Rudolf Helmut Sauter was the son of the German-born artist Georg Sauter (1866-1937), who had settled in London in 1894 and established a career as a portrait and landscape painter. Educated at Harrow, the young Sauter studied art in London and Munich, and exhibited his work at the Royal Academy, the Royal West of England Academy and the Paris Salon. During the First World War Rudolf Sauter was interned at Alexandra Palace in London and in Frimley in Surrey, where he produced a number of drawings illustrating life in the camp. (His letters describing the conditions in the camp, written to his wife in 1918 and 1919, are today in the collection of the Imperial War Museum in London.) Sauter was the nephew and heir of the writer John Galsworthy, and illustrated an edition of his complete works, as well as painting portraits of the writer and his wife. He exhibited at the Royal Institute of Painters in Watercolours and the Royal Society of British Artists, and also produced a number of lithographs of landscape subjects. Sauter developed a particular skill as a pastellist, and showed his work at the Pastel Society.
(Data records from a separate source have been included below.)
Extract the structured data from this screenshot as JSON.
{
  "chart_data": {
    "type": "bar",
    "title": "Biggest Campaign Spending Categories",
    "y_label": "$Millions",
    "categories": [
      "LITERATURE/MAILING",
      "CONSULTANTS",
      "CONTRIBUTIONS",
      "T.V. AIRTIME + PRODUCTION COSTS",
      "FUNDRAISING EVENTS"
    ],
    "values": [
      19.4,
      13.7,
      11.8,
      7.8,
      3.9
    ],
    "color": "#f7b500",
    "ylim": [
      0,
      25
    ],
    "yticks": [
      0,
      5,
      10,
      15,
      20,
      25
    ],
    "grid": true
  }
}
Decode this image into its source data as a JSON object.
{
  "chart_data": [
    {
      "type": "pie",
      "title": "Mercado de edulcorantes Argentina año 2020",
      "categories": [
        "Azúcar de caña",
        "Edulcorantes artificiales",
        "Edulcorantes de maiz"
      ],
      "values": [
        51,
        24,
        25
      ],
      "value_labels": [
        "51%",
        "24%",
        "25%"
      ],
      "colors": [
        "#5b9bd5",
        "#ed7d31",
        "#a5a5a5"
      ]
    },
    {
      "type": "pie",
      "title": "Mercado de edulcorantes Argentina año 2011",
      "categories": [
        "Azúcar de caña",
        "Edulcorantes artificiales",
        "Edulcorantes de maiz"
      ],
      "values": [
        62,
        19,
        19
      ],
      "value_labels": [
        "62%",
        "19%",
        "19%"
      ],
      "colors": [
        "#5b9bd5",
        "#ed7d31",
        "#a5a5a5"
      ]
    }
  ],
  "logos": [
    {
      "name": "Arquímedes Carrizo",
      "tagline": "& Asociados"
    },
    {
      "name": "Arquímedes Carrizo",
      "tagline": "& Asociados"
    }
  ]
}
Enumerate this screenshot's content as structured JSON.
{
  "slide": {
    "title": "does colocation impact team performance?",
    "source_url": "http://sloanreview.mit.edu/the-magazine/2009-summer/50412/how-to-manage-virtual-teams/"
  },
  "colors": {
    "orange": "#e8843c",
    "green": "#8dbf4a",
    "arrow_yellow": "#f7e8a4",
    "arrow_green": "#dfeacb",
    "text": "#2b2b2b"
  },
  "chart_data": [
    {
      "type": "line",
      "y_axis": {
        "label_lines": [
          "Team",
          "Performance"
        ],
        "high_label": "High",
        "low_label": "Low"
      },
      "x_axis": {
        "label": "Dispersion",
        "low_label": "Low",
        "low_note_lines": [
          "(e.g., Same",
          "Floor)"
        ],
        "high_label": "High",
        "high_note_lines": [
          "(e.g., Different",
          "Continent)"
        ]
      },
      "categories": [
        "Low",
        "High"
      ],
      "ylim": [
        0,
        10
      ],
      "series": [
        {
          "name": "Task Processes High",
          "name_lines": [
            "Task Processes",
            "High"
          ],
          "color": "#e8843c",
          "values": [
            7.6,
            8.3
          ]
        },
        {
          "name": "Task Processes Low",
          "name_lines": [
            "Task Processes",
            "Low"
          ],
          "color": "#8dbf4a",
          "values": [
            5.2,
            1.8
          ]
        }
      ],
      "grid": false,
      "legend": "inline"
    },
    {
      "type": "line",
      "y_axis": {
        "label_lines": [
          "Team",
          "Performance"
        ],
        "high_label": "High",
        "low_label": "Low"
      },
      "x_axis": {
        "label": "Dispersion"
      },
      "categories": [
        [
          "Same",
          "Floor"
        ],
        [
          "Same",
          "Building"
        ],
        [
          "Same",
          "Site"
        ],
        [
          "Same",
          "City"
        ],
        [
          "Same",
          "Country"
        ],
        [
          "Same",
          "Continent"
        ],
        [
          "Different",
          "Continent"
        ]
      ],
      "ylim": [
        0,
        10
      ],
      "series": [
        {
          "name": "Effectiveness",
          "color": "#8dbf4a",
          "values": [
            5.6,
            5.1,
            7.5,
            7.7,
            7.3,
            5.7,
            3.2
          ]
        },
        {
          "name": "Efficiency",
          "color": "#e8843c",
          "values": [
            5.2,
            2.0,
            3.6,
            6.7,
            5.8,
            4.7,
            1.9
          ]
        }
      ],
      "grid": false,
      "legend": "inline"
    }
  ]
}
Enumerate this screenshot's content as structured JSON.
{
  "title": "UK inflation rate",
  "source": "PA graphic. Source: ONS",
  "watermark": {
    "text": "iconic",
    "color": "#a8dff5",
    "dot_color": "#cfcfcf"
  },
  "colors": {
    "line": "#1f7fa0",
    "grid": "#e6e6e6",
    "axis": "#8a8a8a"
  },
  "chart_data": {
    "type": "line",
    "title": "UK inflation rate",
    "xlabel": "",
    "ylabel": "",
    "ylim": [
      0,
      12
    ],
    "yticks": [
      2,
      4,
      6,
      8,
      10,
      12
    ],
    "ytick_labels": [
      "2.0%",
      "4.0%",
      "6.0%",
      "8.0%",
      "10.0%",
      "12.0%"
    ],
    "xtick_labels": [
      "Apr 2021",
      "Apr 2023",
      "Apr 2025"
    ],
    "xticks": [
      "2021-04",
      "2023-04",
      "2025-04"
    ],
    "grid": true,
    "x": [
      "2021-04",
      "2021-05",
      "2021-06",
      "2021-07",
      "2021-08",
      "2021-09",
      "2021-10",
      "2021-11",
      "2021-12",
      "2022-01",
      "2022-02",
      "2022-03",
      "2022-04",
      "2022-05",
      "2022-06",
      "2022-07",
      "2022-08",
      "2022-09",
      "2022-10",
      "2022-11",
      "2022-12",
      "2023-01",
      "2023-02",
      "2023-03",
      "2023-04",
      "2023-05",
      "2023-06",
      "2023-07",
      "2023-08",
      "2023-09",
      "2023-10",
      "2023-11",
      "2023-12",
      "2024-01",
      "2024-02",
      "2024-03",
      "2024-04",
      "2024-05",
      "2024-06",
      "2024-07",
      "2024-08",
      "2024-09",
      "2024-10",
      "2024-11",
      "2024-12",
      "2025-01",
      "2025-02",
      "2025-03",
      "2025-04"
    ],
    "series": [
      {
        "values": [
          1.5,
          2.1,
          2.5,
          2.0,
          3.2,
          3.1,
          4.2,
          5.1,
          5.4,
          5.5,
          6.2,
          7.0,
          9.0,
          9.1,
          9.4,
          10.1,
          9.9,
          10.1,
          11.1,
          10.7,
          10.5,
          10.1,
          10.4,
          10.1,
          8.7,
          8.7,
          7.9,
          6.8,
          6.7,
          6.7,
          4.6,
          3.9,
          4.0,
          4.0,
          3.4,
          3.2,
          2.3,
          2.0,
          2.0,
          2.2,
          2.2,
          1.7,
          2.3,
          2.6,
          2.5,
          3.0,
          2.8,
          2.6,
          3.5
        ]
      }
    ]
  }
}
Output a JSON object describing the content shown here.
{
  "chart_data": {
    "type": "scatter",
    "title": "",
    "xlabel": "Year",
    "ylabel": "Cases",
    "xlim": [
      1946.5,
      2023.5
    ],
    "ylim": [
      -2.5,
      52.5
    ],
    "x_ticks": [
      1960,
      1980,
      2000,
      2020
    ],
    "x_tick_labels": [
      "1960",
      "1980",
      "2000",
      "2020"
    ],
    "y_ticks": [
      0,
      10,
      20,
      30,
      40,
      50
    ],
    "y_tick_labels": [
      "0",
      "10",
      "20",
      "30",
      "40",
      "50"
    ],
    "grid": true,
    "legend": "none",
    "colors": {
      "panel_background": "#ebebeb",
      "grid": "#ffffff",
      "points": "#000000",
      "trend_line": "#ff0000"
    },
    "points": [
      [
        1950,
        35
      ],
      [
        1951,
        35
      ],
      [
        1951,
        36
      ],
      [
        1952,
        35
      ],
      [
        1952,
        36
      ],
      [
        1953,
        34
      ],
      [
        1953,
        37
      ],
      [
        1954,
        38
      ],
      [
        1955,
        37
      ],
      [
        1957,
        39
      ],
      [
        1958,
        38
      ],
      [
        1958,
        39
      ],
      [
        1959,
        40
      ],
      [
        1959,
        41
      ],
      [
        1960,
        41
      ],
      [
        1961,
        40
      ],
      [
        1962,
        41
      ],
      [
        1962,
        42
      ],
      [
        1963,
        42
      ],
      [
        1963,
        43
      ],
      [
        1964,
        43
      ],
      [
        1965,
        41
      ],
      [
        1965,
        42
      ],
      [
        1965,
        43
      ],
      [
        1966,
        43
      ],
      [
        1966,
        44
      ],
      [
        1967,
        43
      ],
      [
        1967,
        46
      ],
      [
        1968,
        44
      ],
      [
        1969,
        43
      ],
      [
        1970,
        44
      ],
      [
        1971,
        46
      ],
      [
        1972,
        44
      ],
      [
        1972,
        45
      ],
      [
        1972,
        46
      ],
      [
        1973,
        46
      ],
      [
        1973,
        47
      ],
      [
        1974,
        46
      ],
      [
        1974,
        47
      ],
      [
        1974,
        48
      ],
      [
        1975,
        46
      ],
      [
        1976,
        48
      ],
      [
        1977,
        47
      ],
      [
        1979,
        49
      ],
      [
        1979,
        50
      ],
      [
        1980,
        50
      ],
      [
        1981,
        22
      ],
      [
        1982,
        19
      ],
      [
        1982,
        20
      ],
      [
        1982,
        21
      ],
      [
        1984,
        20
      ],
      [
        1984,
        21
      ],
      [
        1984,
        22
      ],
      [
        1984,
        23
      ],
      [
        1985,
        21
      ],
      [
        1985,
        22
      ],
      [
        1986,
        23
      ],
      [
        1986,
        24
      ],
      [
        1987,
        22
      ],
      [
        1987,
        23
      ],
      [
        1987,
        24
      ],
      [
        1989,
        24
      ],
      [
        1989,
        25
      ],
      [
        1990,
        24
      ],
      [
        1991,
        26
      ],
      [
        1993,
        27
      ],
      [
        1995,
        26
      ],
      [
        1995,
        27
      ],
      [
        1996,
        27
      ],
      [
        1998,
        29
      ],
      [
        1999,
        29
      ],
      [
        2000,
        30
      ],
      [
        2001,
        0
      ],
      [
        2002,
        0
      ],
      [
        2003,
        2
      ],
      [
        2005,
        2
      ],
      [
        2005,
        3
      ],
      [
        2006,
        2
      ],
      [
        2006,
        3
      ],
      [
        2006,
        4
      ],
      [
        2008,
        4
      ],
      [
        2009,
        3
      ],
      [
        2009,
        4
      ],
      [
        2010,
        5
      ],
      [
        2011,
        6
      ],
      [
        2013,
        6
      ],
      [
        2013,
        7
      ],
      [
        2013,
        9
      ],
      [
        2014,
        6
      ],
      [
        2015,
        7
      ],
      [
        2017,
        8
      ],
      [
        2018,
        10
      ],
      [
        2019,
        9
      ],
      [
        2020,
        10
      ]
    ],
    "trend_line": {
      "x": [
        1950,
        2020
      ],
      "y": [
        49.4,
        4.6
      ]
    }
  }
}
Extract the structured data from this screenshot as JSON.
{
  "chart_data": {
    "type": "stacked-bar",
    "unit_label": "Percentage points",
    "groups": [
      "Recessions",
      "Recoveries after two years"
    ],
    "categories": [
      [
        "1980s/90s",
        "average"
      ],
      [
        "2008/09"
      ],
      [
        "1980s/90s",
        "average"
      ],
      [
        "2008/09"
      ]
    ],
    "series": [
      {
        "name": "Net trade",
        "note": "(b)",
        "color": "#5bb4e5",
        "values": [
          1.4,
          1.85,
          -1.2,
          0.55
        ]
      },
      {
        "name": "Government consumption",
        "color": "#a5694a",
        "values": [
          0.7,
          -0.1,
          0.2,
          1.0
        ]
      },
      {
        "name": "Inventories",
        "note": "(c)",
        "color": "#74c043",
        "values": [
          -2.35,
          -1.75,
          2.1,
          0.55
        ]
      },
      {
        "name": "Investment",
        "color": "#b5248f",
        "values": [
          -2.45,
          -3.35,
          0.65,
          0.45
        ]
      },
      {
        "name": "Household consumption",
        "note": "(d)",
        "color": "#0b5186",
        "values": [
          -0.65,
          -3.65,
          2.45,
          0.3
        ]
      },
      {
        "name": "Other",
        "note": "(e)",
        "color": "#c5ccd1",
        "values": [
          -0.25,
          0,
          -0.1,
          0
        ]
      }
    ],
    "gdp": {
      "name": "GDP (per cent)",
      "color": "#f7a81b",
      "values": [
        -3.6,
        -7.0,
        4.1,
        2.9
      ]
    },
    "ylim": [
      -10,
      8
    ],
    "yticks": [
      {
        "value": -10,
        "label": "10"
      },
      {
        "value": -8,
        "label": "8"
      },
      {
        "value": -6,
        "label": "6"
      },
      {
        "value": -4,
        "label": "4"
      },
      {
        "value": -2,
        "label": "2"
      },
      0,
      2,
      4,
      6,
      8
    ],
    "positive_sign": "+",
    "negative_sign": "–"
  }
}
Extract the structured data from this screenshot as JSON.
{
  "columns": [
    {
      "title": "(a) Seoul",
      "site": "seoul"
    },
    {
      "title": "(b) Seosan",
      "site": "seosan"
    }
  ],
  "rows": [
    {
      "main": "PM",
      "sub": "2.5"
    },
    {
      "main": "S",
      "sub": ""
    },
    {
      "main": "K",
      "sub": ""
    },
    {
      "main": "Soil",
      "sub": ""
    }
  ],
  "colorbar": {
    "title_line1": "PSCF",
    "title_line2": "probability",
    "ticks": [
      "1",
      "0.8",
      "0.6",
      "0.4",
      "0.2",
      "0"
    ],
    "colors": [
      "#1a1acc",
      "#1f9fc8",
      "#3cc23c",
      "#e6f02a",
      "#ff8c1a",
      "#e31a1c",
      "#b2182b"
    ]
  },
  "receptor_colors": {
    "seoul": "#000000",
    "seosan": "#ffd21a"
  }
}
Sauter travelled extensively, and over his career exhibited landscapes and views of England, South Africa, Italy (particularly Venice and Sicily), Morocco and the westerns states of America, notably views of the Grand Canyon. Apart from showing at the Salons in Paris, he also had one-man exhibitions in New York (at the C. W. Kraushaar Galleries in 1928) and South Africa. His work was exhibited with less frequency after John Galsworthy’s death in 1933, perhaps partly due to the fact that, as the novelist’s heir, he was better able to support himself financially. Much of his work was destroyed in a fire in the 1980’s, shortly after his death, which means that relatively few works by him survive today.